Essa pressão do ambiente externo por resultados financeiros é transferida com maior força pelos executivos e gestores aos colaboradores através de objetivos e metas ainda maiores. E, ainda, utilizam-se de um modelo de gestão de comando e controle do medo, exercido a partir da punição e recompensa, fomentando um clima de maior competitividade entre as pessoas e equipes de trabalho.

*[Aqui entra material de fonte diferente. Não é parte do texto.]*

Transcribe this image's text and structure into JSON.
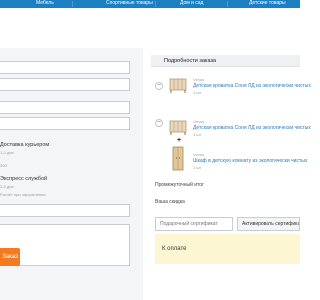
{
  "nav": {
    "items": [
      "Мебель",
      "Спортивные товары",
      "Дом и сад",
      "Детские товары"
    ]
  },
  "form": {
    "delivery_courier_label": "Доставка курьером",
    "delivery_courier_sub1": "1-2 дня",
    "delivery_courier_sub2": "300",
    "delivery_service_label": "Экспресс службой",
    "delivery_service_sub1": "2-3 дня",
    "delivery_service_sub2": "Расчёт при оформлении",
    "submit_label": "Заказ"
  },
  "order": {
    "title": "Подробности заказа",
    "items": [
      {
        "brand": "Venus",
        "name": "Детская кроватка Соня ЛД из экологически чистых",
        "qty": "1 шт"
      },
      {
        "brand": "Venus",
        "name": "Детская кроватка Соня ЛД из экологически чистых",
        "qty": "1 шт"
      },
      {
        "brand": "Venus",
        "name": "Шкаф в детскую комнату из экологически чистых",
        "qty": "1 шт"
      }
    ],
    "subtotal_label": "Промежуточный итог",
    "discount_label": "Ваша скидка",
    "certificate_placeholder": "Подарочный сертификат",
    "certificate_button": "Активировать сертификат",
    "total_label": "К оплате"
  },
  "colors": {
    "nav_bg": "#1c7fc1",
    "button_orange": "#f47a20",
    "link_blue": "#2a7cc0",
    "total_bg": "#fdf6d3"
  },
  "icons": [
    "remove-icon",
    "plus-icon",
    "crib-thumbnail",
    "wardrobe-thumbnail"
  ]
}
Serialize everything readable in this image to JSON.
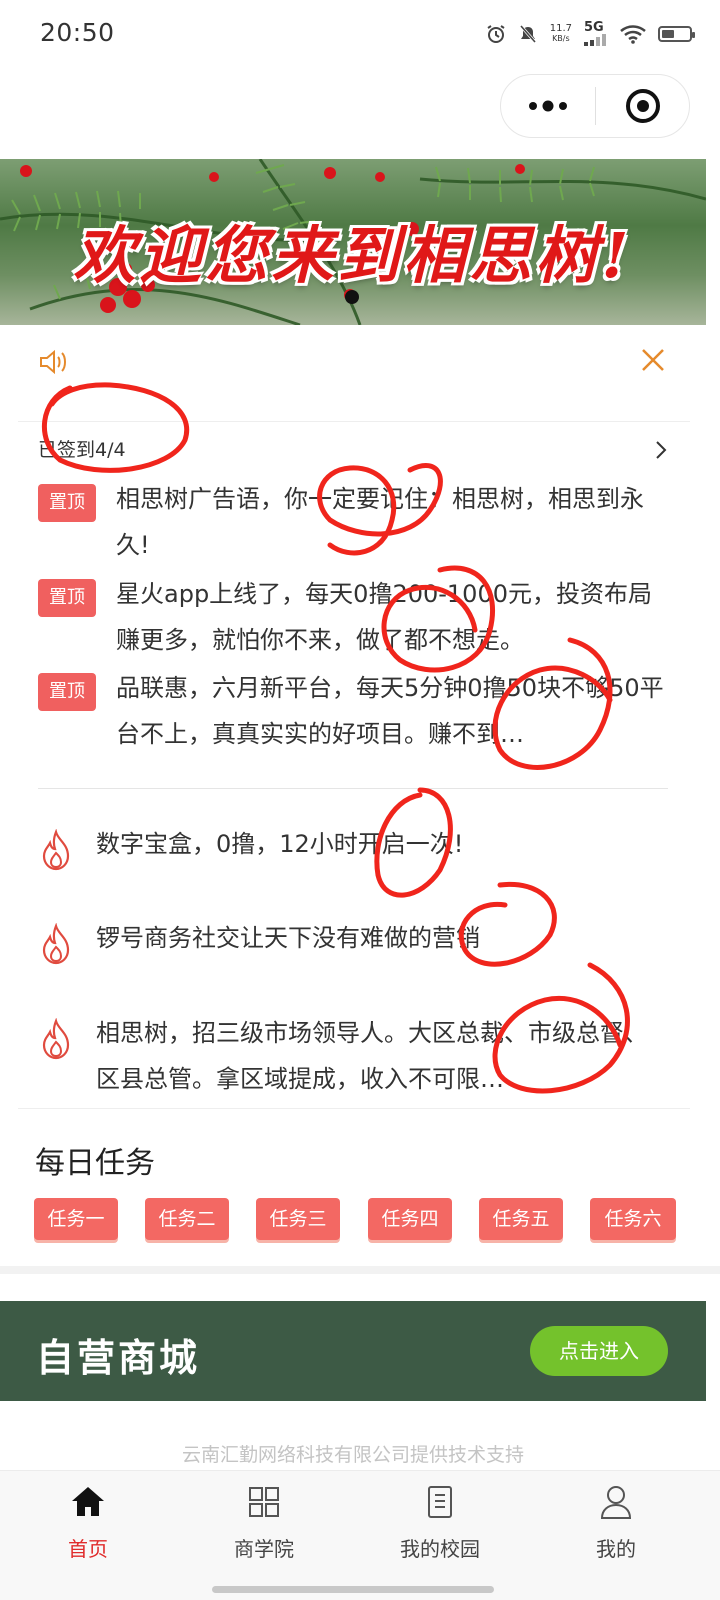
{
  "status_bar": {
    "time": "20:50",
    "net_speed_value": "11.7",
    "net_speed_unit": "KB/s",
    "network": "5G",
    "icons": [
      "alarm-icon",
      "mute-icon",
      "signal-icon",
      "wifi-icon",
      "battery-icon"
    ]
  },
  "capsule": {
    "more_icon": "more-dots-icon",
    "close_icon": "target-close-icon"
  },
  "banner": {
    "text": "欢迎您来到相思树!",
    "indicator_active": 0
  },
  "notice": {
    "speaker_icon": "speaker-icon",
    "close_icon": "close-icon"
  },
  "signin": {
    "text": "已签到4/4"
  },
  "pinned": {
    "badge": "置顶",
    "items": [
      {
        "text": "相思树广告语，你一定要记住：相思树，相思到永久!"
      },
      {
        "text": "星火app上线了，每天0撸200-1000元，投资布局赚更多，就怕你不来，做了都不想走。"
      },
      {
        "text": "品联惠，六月新平台，每天5分钟0撸50块不够50平台不上，真真实实的好项目。赚不到…"
      }
    ]
  },
  "hot": {
    "icon": "flame-icon",
    "items": [
      {
        "text": "数字宝盒，0撸，12小时开启一次!"
      },
      {
        "text": "锣号商务社交让天下没有难做的营销"
      },
      {
        "text": "相思树，招三级市场领导人。大区总裁、市级总督、区县总管。拿区域提成，收入不可限…"
      }
    ]
  },
  "daily_tasks": {
    "title": "每日任务",
    "buttons": [
      "任务一",
      "任务二",
      "任务三",
      "任务四",
      "任务五",
      "任务六"
    ]
  },
  "store": {
    "title": "自营商城",
    "button": "点击进入"
  },
  "support_text": "云南汇勤网络科技有限公司提供技术支持",
  "tabbar": {
    "tabs": [
      {
        "label": "首页",
        "icon": "home-icon",
        "active": true
      },
      {
        "label": "商学院",
        "icon": "grid-icon",
        "active": false
      },
      {
        "label": "我的校园",
        "icon": "document-icon",
        "active": false
      },
      {
        "label": "我的",
        "icon": "user-icon",
        "active": false
      }
    ]
  },
  "colors": {
    "accent_red": "#e02b2b",
    "badge_red": "#f0605f",
    "store_green": "#3d5a45",
    "store_button": "#74c22c",
    "scribble": "#f0251c"
  }
}
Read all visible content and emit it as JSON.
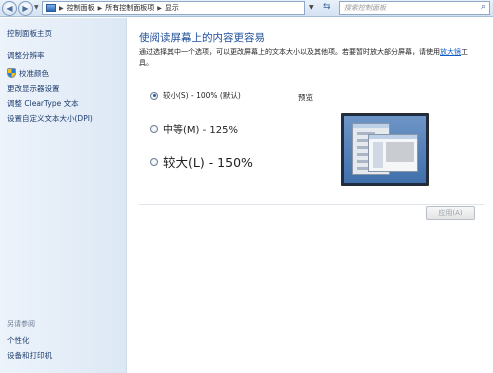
{
  "address_bar": {
    "back_glyph": "◀",
    "forward_glyph": "▶",
    "crumbs": [
      "控制面板",
      "所有控制面板项",
      "显示"
    ],
    "search_placeholder": "搜索控制面板"
  },
  "sidebar": {
    "items": [
      {
        "label": "控制面板主页"
      },
      {
        "label": "调整分辨率"
      },
      {
        "label": "校准颜色",
        "icon": "shield-icon"
      },
      {
        "label": "更改显示器设置"
      },
      {
        "label": "调整 ClearType 文本"
      },
      {
        "label": "设置自定义文本大小(DPI)"
      }
    ],
    "see_also_heading": "另请参阅",
    "see_also": [
      {
        "label": "个性化"
      },
      {
        "label": "设备和打印机"
      }
    ]
  },
  "main": {
    "title": "使阅读屏幕上的内容更容易",
    "description": "通过选择其中一个选项，可以更改屏幕上的文本大小以及其他项。若要暂时放大部分屏幕，请使用",
    "description_link": "放大镜",
    "description_suffix": "工具。",
    "options": [
      {
        "label": "较小(S) - 100% (默认)",
        "checked": true
      },
      {
        "label": "中等(M) - 125%",
        "checked": false
      },
      {
        "label": "较大(L) - 150%",
        "checked": false
      }
    ],
    "preview_label": "预览",
    "apply_label": "应用(A)"
  },
  "colors": {
    "title": "#1e4e9b",
    "link": "#0b5cc7",
    "sidebar_bg": "#e4edf8"
  }
}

Ambientes desta natureza fazem com que pessoas se desengajem cada vez mais. Principalmente das gerações chamadas de millennials, público cada vez maior no mercado de trabalho, que não vêem o trabalho como uma forma de necessidade de sobrevivência, mas sim de realização e satisfação. A pesquisa Millennials – Unravelling the Habits of Generation Y in Brazil feita pelo banco de investimento Itaú-Unibanco estimou que a geração millennials deva chegar a 70% da população da força de trabalho brasileira em 2030.

Preço do desengajamento

Essa mudança do significado do trabalho, o adoecimento mental, o despreparo por partes dos gestores e líderes e o objetivo único das empresas de obter lucro a qualquer custo, está refletindo no clima organizacional, na falta de inovação e, por consequência, nos seus resultados. Segundo relatório de 2018, do Instituto de Pesquisa Gallup, sobre o estudo do ambiente de trabalho global, somente 13% dos funcionários estão comprometidos com seu trabalho. Em publicação de James K. Harter e Arthur A. Stone, observou-se que pessoas com alto engajamento são aproximadamente 9% mais interessadas pelo trabalho do que pessoas com baixo engajamento e, portanto, são mais produtivas.

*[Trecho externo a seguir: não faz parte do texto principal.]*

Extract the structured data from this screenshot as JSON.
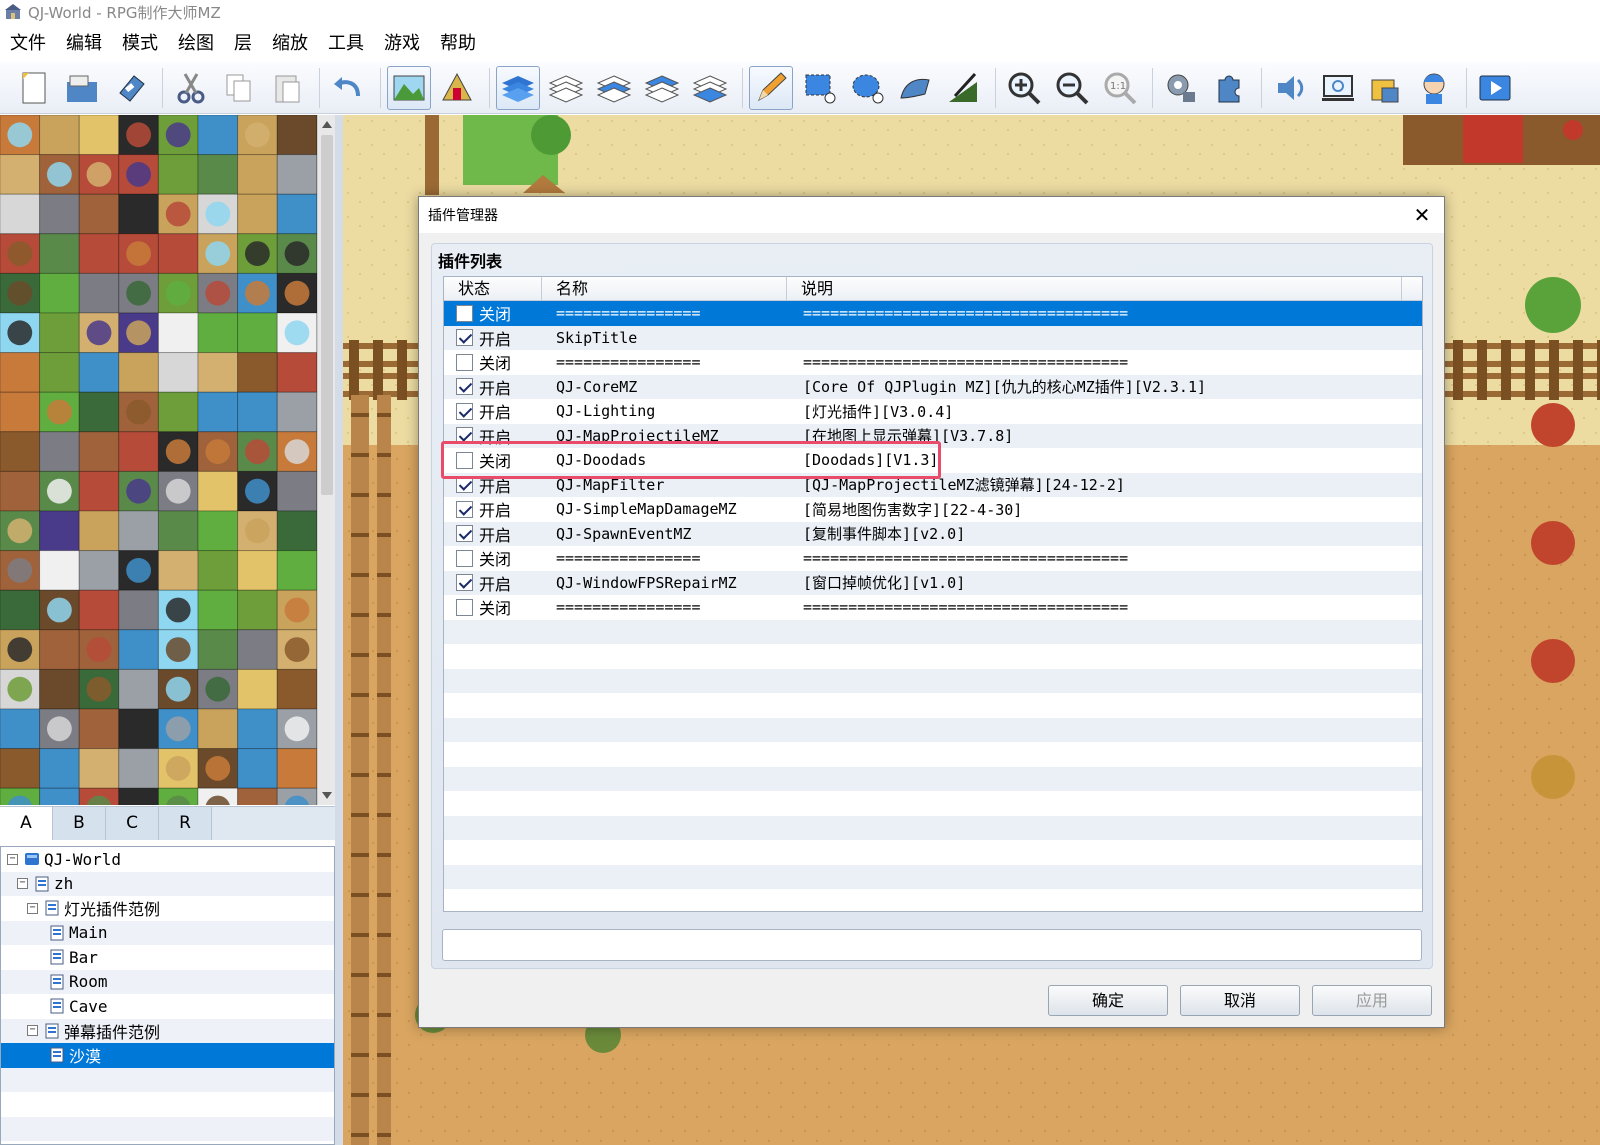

O impacto deste desengajamento foi pesquisado pela AON Hewitt, em mais de 5 mil organizações e 5 milhões de empregados, que estimou um custo médio para uma organização de $10.000 dos lucros anuais por funcionário. Dados mais atuais e específicos do Brasil foram apresentados por Brian Heap, diretor da Gallup no Brasil, no congresso CONGREGARH/2015, promovido pela ABRH-RS, onde afirmou que o desengajamento custa às empresas brasileiras de R$100 a R$120 bilhões por ano.

Como menciona o ex-vice-presidente do Linkedin e do Google, Fred Kofman, “Lucros fortes não vão se suportar sem relações interpessoais e comprometimento pessoal igualmente forte.”. Escolher um ambiente onde o lucro é a finalidade e, não uma consequência do resultado de ações planejadas e, posteriormente, executadas, é tornar a cultura do “DES” – descomprometimento, desinformação, desrespeito, desilusão e, principalmente, desconfiança – a palavra de ordem.

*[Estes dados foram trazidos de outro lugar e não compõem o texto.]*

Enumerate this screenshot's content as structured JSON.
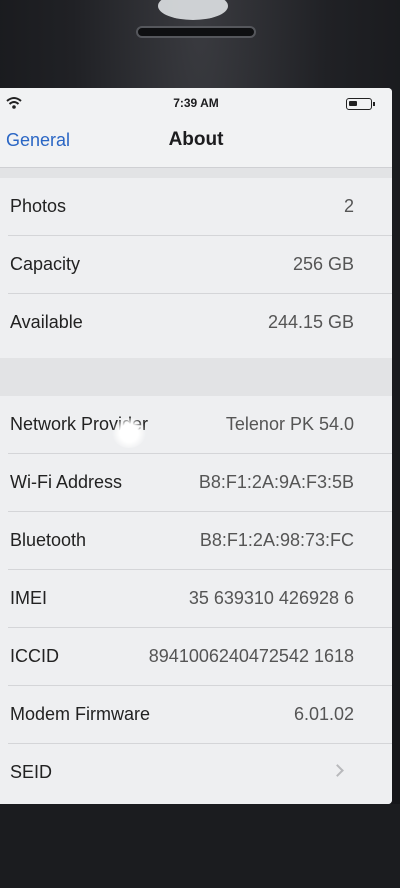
{
  "status_bar": {
    "time": "7:39 AM"
  },
  "nav": {
    "back_label": "General",
    "title": "About"
  },
  "group1": [
    {
      "label": "Photos",
      "value": "2"
    },
    {
      "label": "Capacity",
      "value": "256 GB"
    },
    {
      "label": "Available",
      "value": "244.15 GB"
    }
  ],
  "group2": [
    {
      "label": "Network Provider",
      "value": "Telenor PK 54.0"
    },
    {
      "label": "Wi-Fi Address",
      "value": "B8:F1:2A:9A:F3:5B"
    },
    {
      "label": "Bluetooth",
      "value": "B8:F1:2A:98:73:FC"
    },
    {
      "label": "IMEI",
      "value": "35 639310 426928 6"
    },
    {
      "label": "ICCID",
      "value": "8941006240472542 1618"
    },
    {
      "label": "Modem Firmware",
      "value": "6.01.02"
    },
    {
      "label": "SEID",
      "value": ""
    }
  ],
  "colors": {
    "link": "#2a66c4",
    "screen_bg": "#e7e8ea"
  }
}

Condições como estas criam um ambiente de constante conflito entre as pessoas que, invariavelmente, acaba em discussões regadas a insultos e ataques pessoais. Corroborado por pesquisa realizada pela CPP Inc. que perguntou para 5.000 funcionários na Europa e na América qual era o impacto dos conflitos no ambiente de trabalho. Nesta, os resultados mostraram que 27% dos entrevistados relataram que os conflitos acabam com insultos e ataques pessoais e, 25% deles ficam doentes e afastam-se do trabalho. Também apontou que, para 21% os conflitos geraram sentimento de desmotivação e para 18% de raiva/frustração. Esses números são preocupantes já que em média o brasileiro gasta 1,9 horas do seu dia com conflitos no local do trabalho. Esse intenso embate impacta diretamente a satisfação e o comprometimento das pessoas.

Conclusão

Por tudo isso, aprofundar e difundir temas, que envolvem a dimensão pessoas no ambiente organizacional e abordem os aspectos pertinentes para que os colaboradores sejam mais engajados e motivados, são ações imprescindíveis para mitigar os problemas. A falta de conhecimento e preparo dos gestores, líderes, executivos e empresários para a condução da gestão de pessoas de modo humano, inclusivo e afetivo, atendendo à nova realidade social e econômica que se apresenta, impedem que a inovação e competitividade surjam. Ao tratar essa lacuna, será possível evitar que a improdutividade o adoecimento psicológico das pessoas no ambiente laboral, tragam impactos negativos tanto para a saúde financeira da empresa quanto para a saúde biopsicossocial do funcionário e, acima de tudo promover as condições de engajamento e comprometimento que a inovação necessita para se desenvolver.